It’s been dubbed the holy grail of meiosis – the missing link that connects DNA repair, replication and recombination – and Najla Al-Sweel believes she may have found it. The generosity of Cornell alumni will help further investigate her discovery and share it with the world.
A Ph.D. candidate in the lab of molecular biology and genetics professor Eric Alani, Al-Sweel studies the role of a protein, Mlh3, in maintaining the “genomic integrity” of cells.
The protein serves a dual role: performing quality control of the cell’s DNA as it replicates and making repairs if necessary; and facilitating communication among sections of overlapping chromosomes that are exchanging vital information during the “crossing over” phase of meiosis cell division. If that communication goes awry, the chromosomal sections cannot be cut apart, which can lead to genetic abnormalities that cause spontaneous miscarriages and birth defects.
“We don’t fully understand the underlying mechanisms and how these steps are happening,” Al-Sweel says. “It’s like a choreographed dance, and each player has a role. The protein connected to crossing over is unknown, but we now have evidence that it is Mlh3.”
While making mutations of the protein and studying how the changes affected both of its functions, Al-Sweel found domains that appeared to be specialized for meiosis only.
“It was really exciting. Now I can begin to look at how those areas work during meiosis,” Al-Sweel says.
It is not her only quest. Al-Sweel also is dedicated to creating better opportunities for women in science and bridging scientific communities in the United States and the Middle East.

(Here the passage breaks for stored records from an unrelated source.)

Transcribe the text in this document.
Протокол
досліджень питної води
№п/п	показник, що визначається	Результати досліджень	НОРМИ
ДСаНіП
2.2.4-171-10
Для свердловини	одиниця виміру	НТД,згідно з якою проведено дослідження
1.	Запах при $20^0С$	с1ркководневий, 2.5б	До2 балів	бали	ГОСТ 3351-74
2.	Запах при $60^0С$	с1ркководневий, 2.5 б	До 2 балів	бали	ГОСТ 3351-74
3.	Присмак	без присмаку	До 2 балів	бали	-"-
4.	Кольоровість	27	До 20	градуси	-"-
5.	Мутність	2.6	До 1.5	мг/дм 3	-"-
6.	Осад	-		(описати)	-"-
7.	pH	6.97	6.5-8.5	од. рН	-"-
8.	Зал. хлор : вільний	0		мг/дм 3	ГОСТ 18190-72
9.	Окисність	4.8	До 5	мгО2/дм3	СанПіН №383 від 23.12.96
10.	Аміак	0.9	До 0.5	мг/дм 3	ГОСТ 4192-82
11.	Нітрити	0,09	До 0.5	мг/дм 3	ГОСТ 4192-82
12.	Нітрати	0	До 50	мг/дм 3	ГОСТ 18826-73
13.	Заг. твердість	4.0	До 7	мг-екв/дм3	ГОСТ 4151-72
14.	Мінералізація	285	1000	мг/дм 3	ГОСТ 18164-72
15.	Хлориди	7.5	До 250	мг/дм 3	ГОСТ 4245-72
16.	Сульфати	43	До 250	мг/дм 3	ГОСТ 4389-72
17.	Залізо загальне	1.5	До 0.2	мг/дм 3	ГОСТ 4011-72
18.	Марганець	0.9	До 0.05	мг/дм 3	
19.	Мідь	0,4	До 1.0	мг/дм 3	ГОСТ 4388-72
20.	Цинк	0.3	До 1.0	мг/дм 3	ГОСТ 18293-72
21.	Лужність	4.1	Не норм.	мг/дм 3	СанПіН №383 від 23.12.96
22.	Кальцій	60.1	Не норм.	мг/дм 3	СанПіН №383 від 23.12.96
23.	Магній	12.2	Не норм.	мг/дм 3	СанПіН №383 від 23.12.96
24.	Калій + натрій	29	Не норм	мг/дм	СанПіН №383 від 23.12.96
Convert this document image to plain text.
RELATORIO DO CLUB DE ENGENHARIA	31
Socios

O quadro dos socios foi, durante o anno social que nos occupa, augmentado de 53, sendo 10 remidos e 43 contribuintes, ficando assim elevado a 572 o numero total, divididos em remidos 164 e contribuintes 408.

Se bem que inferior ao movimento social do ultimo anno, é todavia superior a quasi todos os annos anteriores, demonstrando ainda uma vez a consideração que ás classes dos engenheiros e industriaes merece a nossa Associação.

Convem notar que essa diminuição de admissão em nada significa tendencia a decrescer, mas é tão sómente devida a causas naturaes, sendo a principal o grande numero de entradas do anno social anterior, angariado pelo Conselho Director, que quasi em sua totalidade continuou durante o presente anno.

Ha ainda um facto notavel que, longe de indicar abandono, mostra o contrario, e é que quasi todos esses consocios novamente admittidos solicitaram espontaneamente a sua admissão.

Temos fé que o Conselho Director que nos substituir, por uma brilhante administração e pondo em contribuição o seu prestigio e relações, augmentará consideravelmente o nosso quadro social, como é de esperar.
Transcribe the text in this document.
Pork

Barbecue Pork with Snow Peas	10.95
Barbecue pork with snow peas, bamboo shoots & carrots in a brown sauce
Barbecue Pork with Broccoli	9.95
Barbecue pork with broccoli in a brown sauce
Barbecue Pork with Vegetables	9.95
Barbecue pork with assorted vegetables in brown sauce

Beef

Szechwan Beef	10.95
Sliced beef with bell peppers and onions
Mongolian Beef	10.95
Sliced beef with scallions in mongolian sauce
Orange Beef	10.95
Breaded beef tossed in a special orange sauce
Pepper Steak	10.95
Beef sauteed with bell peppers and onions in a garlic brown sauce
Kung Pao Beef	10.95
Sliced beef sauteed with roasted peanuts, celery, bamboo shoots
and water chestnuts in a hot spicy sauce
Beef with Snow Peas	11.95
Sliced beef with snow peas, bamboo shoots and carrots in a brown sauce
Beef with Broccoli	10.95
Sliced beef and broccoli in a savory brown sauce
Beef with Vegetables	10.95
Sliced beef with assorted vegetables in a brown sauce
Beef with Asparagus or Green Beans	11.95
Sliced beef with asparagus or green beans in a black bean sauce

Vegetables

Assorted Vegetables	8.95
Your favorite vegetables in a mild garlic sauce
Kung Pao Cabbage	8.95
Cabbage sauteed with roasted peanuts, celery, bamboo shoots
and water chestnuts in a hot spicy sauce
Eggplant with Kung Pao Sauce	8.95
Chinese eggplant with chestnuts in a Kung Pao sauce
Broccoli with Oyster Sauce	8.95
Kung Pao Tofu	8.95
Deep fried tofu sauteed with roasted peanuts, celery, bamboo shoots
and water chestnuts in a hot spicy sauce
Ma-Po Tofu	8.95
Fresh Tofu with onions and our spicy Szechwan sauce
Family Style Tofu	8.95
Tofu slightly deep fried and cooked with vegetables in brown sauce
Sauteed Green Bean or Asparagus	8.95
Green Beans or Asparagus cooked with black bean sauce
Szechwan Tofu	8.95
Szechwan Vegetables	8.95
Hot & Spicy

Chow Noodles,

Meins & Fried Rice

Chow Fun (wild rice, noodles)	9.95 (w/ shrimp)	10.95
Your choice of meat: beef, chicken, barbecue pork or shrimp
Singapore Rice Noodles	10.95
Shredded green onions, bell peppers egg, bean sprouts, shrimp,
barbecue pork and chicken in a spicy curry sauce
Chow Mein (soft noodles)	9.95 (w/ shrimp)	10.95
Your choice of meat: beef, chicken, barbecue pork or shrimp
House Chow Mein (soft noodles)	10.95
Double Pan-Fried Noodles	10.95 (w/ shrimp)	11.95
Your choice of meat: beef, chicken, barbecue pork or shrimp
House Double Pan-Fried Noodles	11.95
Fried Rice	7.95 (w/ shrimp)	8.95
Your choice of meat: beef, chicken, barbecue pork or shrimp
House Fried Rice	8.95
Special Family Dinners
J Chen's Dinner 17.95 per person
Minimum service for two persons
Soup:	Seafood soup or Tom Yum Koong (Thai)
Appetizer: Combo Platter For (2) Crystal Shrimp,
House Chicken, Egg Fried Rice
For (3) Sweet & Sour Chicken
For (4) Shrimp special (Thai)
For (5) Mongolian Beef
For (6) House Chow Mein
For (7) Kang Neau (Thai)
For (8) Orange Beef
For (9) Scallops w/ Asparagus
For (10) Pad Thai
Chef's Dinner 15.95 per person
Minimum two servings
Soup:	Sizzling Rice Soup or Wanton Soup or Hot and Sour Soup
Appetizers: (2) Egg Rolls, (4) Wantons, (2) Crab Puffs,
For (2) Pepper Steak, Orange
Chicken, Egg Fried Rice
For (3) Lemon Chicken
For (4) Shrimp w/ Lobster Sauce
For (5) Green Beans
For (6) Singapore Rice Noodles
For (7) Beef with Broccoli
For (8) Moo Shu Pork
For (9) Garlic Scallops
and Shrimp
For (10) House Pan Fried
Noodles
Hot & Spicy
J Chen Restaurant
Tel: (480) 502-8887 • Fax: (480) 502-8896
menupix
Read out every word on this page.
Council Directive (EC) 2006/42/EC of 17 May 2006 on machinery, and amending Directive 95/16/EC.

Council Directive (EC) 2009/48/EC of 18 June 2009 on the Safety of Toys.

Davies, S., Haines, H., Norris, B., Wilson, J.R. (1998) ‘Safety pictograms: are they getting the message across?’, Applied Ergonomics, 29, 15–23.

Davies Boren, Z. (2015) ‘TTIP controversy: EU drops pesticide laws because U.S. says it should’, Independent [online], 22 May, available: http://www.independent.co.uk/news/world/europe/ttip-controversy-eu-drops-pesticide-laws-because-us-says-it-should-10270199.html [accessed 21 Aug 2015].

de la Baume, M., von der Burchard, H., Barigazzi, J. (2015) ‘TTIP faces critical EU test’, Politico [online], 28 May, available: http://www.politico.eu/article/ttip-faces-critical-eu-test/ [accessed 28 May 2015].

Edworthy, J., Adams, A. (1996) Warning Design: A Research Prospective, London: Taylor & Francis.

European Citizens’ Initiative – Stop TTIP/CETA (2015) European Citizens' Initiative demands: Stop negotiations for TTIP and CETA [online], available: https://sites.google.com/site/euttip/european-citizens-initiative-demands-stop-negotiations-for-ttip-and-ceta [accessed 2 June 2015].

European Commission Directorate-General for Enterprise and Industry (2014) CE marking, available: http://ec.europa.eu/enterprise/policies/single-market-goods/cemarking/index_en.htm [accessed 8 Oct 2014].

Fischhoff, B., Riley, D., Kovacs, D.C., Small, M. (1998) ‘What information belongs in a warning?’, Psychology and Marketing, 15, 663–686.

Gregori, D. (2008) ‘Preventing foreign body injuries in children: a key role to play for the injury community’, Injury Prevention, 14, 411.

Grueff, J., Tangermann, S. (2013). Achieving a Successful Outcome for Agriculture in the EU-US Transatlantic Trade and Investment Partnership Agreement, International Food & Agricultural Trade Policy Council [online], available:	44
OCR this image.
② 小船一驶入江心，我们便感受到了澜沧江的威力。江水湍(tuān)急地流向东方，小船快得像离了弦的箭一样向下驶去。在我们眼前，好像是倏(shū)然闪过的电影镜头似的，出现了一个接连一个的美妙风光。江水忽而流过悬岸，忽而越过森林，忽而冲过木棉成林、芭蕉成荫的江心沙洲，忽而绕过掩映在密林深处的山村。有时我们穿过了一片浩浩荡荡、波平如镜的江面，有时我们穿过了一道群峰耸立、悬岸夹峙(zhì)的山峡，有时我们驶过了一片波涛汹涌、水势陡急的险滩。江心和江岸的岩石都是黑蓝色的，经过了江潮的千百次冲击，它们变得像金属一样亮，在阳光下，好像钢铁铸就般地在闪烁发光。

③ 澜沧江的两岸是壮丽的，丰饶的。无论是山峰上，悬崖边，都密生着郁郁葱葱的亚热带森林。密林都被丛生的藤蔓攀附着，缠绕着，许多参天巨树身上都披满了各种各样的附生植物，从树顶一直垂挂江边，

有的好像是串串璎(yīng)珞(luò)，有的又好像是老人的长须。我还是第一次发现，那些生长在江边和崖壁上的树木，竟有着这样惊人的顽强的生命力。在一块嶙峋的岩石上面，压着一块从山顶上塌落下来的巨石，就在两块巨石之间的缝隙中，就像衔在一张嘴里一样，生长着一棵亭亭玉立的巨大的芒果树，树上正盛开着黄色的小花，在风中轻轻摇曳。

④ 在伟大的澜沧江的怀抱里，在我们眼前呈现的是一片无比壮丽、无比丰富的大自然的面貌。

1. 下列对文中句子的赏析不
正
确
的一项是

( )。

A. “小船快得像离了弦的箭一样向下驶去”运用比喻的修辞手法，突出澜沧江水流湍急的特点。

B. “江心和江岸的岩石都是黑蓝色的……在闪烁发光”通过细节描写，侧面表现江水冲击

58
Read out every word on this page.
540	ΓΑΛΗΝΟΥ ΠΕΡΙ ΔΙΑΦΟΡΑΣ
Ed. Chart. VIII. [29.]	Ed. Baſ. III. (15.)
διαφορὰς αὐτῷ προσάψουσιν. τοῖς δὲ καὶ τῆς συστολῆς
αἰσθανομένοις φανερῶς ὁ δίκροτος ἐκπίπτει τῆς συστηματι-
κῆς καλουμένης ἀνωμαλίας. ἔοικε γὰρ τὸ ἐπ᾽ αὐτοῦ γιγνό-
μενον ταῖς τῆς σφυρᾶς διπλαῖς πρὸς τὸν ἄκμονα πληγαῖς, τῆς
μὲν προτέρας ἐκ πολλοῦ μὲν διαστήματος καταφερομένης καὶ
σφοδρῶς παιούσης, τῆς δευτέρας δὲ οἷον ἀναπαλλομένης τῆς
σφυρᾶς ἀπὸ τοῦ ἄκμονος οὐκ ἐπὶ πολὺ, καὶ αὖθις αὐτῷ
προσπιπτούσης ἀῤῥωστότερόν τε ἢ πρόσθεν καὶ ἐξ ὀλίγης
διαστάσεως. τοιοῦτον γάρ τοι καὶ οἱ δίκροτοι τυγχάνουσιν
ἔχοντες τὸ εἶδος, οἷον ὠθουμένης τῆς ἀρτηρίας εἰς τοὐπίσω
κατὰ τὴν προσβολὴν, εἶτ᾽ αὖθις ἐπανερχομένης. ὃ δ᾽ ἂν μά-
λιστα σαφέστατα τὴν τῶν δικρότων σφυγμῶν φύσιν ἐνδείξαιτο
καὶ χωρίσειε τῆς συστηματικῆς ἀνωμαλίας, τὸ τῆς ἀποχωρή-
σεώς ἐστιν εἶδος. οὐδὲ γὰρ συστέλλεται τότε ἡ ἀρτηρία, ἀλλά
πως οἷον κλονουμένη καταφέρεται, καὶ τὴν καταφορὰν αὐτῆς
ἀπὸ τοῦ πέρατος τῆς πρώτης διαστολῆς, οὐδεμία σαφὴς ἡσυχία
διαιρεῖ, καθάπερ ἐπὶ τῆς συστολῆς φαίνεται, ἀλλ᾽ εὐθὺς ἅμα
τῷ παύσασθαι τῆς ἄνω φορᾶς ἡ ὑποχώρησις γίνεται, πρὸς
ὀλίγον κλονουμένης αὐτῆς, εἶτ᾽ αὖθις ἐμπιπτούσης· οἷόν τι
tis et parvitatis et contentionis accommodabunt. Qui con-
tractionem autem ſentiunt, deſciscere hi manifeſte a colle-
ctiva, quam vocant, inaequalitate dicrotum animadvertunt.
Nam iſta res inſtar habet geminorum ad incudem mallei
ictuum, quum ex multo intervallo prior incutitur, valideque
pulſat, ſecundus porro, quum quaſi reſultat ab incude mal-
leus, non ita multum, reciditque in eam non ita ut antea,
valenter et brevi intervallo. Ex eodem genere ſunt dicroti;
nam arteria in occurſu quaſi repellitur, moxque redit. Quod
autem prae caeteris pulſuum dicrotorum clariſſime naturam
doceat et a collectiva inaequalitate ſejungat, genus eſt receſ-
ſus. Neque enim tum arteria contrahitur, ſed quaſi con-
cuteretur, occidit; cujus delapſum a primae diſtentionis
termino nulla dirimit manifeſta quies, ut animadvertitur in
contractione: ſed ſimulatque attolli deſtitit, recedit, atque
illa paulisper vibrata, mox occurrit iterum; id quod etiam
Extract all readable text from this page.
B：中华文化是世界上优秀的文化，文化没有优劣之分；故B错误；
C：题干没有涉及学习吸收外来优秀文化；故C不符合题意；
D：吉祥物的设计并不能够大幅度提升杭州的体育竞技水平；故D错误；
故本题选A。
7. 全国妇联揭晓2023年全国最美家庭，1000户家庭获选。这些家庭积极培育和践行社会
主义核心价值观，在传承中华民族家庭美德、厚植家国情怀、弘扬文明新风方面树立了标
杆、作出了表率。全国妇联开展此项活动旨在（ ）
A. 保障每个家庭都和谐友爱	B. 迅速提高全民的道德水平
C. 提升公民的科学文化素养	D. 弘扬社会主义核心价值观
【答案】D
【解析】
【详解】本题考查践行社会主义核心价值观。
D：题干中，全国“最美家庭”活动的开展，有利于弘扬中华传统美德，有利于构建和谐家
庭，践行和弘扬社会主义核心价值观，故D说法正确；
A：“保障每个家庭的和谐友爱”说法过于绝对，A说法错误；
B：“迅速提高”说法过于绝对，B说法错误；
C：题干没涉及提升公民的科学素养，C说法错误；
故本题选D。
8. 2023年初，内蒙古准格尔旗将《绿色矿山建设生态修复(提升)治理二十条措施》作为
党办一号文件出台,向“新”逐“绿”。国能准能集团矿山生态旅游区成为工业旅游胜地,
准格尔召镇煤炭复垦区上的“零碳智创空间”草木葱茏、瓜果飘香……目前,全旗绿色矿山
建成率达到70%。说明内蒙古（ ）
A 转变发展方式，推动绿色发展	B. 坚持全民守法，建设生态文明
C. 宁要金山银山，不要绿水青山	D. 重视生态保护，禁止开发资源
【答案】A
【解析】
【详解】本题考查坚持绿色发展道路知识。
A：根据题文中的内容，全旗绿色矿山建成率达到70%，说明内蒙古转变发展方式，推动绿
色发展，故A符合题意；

Al-Sweel grew up in Virginia but attended high school and college in Saudi Arabia, where marriage between first cousins is common; so are birth defects, and it piqued Al-Sweel’s interest in genetics.
The culture of Saudi Arabia led her to become a scientist. Now the culture of science has led her back to Saudi Arabia.
“When I got into science, I began to see the disparities that exist between men and women, especially in the Middle East,” she says. “These ladies are smart. They really have something to offer, and that should not be taken away. It’s not much better here in the United States. Female scientists have some advantages, but there is still a lot of disparity. I think it’s my job to do something about it.”
There is a great need for female professors in Saudi Arabia, where higher education is segregated by gender. Al-Sweel plans to become a professor there, while also keeping one foot in the United States – possibly through an adjunct faculty position – so she can continue to be exposed to techniques and technologies at the cutting edge of science.
“I can be a scientific bridge between the U.S. and the Middle East,” Al-Sweel says.
A recent $20,000 award will help her do that. Established in 2011 by Tom ’64 and Diann ’66 Mann and Cornell parents Jeanne and Gary Newman, the Harry and Samuel Mann Outstanding Graduate Student Award was conceived by cousins Tom and Jeanne to honor their fathers, Harry and Samuel Mann, the sons of Russian immigrants who were early innovators in the production of penicillin and the sale of research biochemicals.
“Najla’s work is the embodiment of the award’s mission: to help people achieve their dreams and bring the people of all nations together to improve their welfare through the life sciences,” Tom Mann said.
Stacey Shackford is a staff writer for the College of Agriculture and Life Sciences.